Posthumous execution
Posthumous execution is the ritual execution of an already dead body.Examples include:
- Pope
Formosus (died 896), whose body
was exhumed by his successor, Pope
Stephen VII, dressed in papal vestments and seated on a throne to undergo
a "trial", later known as the Cadaver Synod or the Synod Horrenda.

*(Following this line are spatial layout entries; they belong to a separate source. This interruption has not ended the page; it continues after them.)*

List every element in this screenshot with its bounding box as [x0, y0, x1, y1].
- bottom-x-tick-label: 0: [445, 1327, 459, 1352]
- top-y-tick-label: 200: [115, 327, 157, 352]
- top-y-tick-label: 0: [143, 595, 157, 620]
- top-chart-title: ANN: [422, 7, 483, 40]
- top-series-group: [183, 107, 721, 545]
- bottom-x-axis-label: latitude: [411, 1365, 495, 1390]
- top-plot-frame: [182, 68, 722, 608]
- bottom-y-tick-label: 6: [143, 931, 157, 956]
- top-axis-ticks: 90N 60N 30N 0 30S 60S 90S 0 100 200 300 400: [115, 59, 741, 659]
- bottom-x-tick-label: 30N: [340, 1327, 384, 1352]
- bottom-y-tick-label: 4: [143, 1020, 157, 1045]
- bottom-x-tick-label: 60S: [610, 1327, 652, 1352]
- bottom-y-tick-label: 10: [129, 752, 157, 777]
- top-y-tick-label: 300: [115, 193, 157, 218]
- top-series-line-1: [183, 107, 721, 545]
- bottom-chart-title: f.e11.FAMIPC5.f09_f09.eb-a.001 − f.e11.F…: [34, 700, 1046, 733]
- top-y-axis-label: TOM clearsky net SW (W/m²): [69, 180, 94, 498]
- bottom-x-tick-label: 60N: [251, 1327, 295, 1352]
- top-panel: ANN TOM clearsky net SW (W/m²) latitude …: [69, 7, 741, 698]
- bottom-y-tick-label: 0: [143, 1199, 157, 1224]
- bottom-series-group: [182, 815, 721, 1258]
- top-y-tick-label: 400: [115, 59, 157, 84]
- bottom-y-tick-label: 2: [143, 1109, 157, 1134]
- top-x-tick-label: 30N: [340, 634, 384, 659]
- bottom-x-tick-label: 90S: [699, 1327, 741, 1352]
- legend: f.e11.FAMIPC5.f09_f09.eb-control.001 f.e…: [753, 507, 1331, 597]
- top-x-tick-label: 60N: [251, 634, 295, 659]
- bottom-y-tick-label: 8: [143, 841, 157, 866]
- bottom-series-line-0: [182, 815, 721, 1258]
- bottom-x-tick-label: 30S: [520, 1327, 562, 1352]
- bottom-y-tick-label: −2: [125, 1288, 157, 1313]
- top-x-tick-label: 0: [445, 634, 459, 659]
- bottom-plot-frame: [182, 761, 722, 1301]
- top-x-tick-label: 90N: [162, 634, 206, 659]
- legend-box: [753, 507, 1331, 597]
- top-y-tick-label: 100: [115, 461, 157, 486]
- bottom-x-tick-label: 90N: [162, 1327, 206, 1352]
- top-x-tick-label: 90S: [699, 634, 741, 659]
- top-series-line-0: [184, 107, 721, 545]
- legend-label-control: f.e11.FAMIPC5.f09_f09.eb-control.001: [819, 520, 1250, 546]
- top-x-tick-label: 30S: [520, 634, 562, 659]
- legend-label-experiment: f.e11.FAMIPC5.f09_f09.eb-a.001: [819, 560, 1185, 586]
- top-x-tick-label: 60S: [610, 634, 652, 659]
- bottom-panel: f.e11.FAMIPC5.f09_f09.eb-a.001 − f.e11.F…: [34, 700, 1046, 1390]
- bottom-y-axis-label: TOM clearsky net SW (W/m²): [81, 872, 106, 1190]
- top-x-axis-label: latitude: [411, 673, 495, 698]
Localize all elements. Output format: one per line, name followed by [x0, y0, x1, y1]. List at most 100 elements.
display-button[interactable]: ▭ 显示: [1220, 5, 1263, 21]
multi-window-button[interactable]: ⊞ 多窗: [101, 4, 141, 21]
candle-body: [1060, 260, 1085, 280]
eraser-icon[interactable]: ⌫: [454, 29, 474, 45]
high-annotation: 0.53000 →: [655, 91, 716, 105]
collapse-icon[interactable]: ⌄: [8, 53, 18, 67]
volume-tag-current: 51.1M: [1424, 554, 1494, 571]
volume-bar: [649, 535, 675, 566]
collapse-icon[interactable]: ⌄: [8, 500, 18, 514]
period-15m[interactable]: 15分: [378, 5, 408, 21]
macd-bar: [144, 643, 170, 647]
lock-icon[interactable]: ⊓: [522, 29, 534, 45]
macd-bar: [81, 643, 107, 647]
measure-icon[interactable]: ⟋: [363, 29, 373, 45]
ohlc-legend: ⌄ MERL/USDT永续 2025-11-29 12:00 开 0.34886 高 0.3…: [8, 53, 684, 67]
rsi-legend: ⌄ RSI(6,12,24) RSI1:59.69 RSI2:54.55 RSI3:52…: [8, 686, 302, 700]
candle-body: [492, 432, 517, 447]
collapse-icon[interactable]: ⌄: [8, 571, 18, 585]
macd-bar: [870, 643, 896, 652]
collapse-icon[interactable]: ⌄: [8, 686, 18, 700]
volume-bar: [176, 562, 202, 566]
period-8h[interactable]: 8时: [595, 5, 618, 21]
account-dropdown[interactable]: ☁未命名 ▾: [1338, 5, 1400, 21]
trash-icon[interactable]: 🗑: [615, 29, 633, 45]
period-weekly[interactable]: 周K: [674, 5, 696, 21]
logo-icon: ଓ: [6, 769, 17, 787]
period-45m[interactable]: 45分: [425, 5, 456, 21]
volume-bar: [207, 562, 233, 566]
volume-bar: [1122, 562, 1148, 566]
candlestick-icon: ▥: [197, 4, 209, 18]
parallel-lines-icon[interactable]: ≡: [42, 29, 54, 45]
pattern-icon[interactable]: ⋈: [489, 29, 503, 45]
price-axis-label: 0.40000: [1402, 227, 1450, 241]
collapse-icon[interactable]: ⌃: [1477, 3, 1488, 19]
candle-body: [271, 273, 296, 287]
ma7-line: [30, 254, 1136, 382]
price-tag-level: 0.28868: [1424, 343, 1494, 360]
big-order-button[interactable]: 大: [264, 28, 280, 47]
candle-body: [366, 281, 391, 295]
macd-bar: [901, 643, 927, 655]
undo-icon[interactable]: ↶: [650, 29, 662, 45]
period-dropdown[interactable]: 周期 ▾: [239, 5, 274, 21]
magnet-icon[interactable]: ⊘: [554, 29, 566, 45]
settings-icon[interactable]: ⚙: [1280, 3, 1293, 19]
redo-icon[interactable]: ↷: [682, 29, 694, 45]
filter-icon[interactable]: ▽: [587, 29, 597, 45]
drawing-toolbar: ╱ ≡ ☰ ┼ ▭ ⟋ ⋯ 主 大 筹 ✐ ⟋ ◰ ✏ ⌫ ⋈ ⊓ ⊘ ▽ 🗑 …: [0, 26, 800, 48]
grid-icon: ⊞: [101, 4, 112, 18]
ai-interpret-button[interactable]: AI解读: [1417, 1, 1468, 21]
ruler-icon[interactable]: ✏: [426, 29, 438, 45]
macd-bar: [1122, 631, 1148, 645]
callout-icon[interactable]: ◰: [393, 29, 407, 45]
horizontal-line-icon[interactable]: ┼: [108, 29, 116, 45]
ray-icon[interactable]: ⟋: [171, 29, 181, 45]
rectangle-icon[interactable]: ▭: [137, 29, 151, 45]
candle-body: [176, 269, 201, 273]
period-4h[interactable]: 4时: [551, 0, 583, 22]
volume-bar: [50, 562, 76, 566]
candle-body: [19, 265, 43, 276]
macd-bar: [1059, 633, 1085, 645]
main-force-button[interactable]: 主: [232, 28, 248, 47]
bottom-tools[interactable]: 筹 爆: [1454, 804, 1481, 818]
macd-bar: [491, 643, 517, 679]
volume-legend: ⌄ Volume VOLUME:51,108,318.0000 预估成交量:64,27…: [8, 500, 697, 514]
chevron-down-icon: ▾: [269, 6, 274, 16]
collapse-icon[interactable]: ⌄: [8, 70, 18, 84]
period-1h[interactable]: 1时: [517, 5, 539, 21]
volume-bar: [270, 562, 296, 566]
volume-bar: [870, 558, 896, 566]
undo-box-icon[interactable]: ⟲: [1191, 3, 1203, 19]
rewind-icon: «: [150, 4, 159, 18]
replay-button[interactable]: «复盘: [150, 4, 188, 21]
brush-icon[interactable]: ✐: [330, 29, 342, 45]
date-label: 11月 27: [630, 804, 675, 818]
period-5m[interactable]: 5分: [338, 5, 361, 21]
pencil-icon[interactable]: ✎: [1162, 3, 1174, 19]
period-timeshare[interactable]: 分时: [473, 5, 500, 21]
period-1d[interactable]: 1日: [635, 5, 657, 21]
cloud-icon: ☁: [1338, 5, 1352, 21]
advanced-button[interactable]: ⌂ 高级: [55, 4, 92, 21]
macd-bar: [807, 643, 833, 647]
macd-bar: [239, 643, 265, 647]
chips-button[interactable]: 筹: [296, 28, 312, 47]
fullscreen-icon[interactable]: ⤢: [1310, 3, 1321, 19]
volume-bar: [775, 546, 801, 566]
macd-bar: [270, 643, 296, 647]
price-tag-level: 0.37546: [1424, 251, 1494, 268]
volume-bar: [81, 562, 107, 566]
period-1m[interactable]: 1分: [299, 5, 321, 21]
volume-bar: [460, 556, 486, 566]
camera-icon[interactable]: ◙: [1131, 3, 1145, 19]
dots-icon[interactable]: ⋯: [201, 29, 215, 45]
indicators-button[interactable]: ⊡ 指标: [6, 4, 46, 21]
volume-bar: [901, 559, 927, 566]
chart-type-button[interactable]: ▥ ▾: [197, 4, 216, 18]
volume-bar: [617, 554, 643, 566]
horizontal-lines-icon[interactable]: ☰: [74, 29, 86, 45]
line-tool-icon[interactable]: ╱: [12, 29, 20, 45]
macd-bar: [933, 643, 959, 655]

Found guilty, the body was stripped, three fingers from its right hand cut off,
and the corpse thrown into the Tiber.
- John
Wyclif (1328 - 1384),
who was burned as a heretic
12 years after he died.
- Vlad
the Impaler (1431 - 1476),
who was beheaded following his assassination.
- King
Richard III of England (1452
- 1485), who was hanged by his
successor King
Henry VII following his death at the Battle
of Bosworth Field. His body was further desecrated following the dissolution
of the monasteries and, according to legend, cast into the River
Soar.
- Pietro
Martire Vermigli (1500 - 1562),
who was burned as a heretic following his death.
- Oliver
Cromwell (1599 - 1658),
English
Civil War Puritan leader,
whose body was exhumed by King Charles
II of England and hanged at Tyburn,
before being thrown, minus its head, into a common pit. The head was finally buried
in 1960.
- François Duvalier (1907 - 1971), Haitian dictator, whose body was exhumed and ritually beaten to 'death' in 1986.